-
Notifications
You must be signed in to change notification settings - Fork 2.3k
Description
Description
Environment
TensorRT Version: 10.14.1
NVIDIA GPU: A30
NVIDIA Driver Version: 580.126.09
CUDA Version: 13.0
CUDNN Version: 9.8.0
Operating System:
Python Version (if applicable): 3.12.3
Tensorflow Version (if applicable):
PyTorch Version (if applicable):
Baremetal or Container (if so, version):
Relevant Files
Google Drive link: https://drive.google.com/drive/u/0/folders/1GbuWrsyY5gzFnzgd6ZbcPg6PTHXZloXt
Steps To Reproduce
Run the following command to run the graph in bf16 TRT. The output file is already included in the Google Drive link for your reference.

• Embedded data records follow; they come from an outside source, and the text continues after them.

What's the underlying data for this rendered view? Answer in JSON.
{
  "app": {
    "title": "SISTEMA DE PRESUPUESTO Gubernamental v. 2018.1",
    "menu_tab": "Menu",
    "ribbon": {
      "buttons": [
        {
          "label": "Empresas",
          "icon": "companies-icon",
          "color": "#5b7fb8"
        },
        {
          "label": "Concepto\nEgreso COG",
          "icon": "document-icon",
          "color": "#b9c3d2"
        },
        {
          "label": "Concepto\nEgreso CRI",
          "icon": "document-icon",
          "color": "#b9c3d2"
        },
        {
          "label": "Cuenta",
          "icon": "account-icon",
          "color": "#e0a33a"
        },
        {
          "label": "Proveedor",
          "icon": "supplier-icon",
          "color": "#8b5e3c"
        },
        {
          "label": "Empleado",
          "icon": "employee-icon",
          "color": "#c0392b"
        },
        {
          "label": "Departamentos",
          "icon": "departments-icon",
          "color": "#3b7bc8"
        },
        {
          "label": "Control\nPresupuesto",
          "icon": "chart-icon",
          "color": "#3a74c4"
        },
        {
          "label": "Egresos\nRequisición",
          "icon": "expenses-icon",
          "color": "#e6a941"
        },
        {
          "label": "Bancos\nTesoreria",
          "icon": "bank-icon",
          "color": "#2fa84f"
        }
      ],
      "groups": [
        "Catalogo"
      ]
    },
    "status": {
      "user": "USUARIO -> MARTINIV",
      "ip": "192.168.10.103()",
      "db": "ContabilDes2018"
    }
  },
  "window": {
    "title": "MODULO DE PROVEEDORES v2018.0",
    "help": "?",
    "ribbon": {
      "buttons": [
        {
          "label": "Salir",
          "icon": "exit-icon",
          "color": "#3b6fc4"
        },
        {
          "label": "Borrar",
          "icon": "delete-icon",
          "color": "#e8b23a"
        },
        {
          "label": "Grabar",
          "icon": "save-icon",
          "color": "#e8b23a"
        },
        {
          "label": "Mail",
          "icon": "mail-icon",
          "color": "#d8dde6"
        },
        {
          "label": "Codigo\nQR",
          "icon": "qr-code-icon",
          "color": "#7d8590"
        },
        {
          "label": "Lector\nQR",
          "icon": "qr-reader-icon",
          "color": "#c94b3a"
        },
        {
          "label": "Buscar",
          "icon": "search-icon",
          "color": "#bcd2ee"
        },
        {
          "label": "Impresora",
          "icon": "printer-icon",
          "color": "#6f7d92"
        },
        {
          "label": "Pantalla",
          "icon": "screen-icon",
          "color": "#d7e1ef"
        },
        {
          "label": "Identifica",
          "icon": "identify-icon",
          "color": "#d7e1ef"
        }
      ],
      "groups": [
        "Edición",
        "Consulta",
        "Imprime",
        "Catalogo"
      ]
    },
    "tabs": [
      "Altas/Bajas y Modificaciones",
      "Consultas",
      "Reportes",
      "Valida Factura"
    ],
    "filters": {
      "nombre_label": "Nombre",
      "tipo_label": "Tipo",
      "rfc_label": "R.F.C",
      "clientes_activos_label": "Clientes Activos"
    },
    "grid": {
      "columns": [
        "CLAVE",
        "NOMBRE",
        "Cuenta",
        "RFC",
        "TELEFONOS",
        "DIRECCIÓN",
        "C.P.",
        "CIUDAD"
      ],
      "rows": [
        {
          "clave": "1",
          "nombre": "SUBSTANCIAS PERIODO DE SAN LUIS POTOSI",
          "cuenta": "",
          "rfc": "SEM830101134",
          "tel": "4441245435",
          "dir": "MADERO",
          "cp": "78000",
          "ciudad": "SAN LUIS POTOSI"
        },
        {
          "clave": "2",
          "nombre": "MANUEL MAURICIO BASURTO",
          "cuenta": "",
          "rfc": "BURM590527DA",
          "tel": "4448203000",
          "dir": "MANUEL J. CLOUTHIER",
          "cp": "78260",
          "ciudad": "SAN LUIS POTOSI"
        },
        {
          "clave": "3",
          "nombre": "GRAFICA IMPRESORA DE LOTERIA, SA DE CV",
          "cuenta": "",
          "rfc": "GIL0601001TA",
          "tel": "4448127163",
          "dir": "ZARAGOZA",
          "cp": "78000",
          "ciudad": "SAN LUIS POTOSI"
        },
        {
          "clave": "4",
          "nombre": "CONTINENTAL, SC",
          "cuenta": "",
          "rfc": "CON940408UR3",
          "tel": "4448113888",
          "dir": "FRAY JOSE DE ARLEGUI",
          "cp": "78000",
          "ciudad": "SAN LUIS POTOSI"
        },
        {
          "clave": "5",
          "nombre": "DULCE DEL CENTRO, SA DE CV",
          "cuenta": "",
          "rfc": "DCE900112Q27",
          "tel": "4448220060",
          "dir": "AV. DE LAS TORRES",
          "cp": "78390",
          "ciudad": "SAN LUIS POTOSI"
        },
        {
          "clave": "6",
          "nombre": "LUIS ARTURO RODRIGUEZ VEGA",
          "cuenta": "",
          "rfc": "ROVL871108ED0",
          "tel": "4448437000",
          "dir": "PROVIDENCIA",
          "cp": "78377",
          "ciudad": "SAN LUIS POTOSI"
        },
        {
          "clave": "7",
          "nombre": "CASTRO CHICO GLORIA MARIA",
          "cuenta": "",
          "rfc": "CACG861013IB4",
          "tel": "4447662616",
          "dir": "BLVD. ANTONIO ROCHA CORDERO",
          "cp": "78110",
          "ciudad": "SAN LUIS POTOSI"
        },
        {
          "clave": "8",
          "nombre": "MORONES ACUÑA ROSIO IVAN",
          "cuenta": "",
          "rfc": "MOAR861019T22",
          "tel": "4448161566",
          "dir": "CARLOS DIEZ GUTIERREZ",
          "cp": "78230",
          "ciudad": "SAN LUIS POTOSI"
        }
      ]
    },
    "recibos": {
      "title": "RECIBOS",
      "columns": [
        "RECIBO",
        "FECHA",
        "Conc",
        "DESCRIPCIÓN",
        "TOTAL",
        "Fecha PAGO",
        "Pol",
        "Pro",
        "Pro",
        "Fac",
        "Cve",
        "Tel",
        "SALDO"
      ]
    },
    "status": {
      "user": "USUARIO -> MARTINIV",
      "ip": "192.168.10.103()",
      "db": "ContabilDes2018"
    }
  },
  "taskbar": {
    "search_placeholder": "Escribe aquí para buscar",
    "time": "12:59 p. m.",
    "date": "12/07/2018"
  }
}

polygraphy run graph_final_baked.onnx --trt --bf16 --trt-outputs mark all --load-inputs layerwise_inputs.json --save-outputs 10_14_all_outputs.json
Check the following tensors in 10_14_all_outputs.json: llm_lt_click_reqcate1_items_input/slice_tile_num:0, llm_lt_click_pcate_items_input/slice_tile_num:0, you will find that their values are 0:
Taken from 10_14_all_outputs.json for your reference:
llm_lt_click_reqcate1_items_input/slice_tile_num:0 [dtype=float32, shape=(1, 1)] | Stats: mean=0, std-dev=0, var=0, median=0, min=0 at (0, 0), max=0 at (0, 0), avg-magnitude=0, p90=0, p95=0, p99=0
llm_lt_click_pcate_items_input/slice_tile_num:0 [dtype=float32, shape=(1, 1)] | Stats: mean=0, std-dev=0, var=0, median=0, min=0 at (0, 0), max=0 at (0, 0), avg-magnitude=0, p90=0, p95=0, p99=0
In actuality, their values are not 0, I have extracted those nodes into a subgraph at slice_subgraph.onnx. Strangely enough, when running this subgraph in isolation, the issue does not occur. Run the following command to verify:
polygraphy run slice_subgraph.onnx --trt --bf16 --load-inputs layerwise_inputs.json --save-outputs slice_trt_outputs.json 2>/dev/null && polygraphy inspect data slice_trt_outputs.json --show-values
Outputs of running slice_subgraph.onnx:
llm_lt_click_pcate_items_input/slice_tile_num:0 [dtype=float32, shape=(1, 1)] | Stats: mean=23, std-dev=0, var=0, median=23, min=23 at (0, 0), max=23 at (0, 0), avg-magnitude=23, p90=23, p95=23, p99=23
[[23.]]
llm_lt_click_reqcate1_items_input/slice_tile_num:0 [dtype=float32, shape=(1, 1)] | Stats: mean=34, std-dev=0, var=0, median=34, min=34 at (0, 0), max=34 at (0, 0), avg-magnitude=34, p90=34, p95=34, p99=34
[[34.]]
Please help me check this issue. It is affecting the accuracy of our bf16 engine and we would like to find a solution for it. Thank you in advance.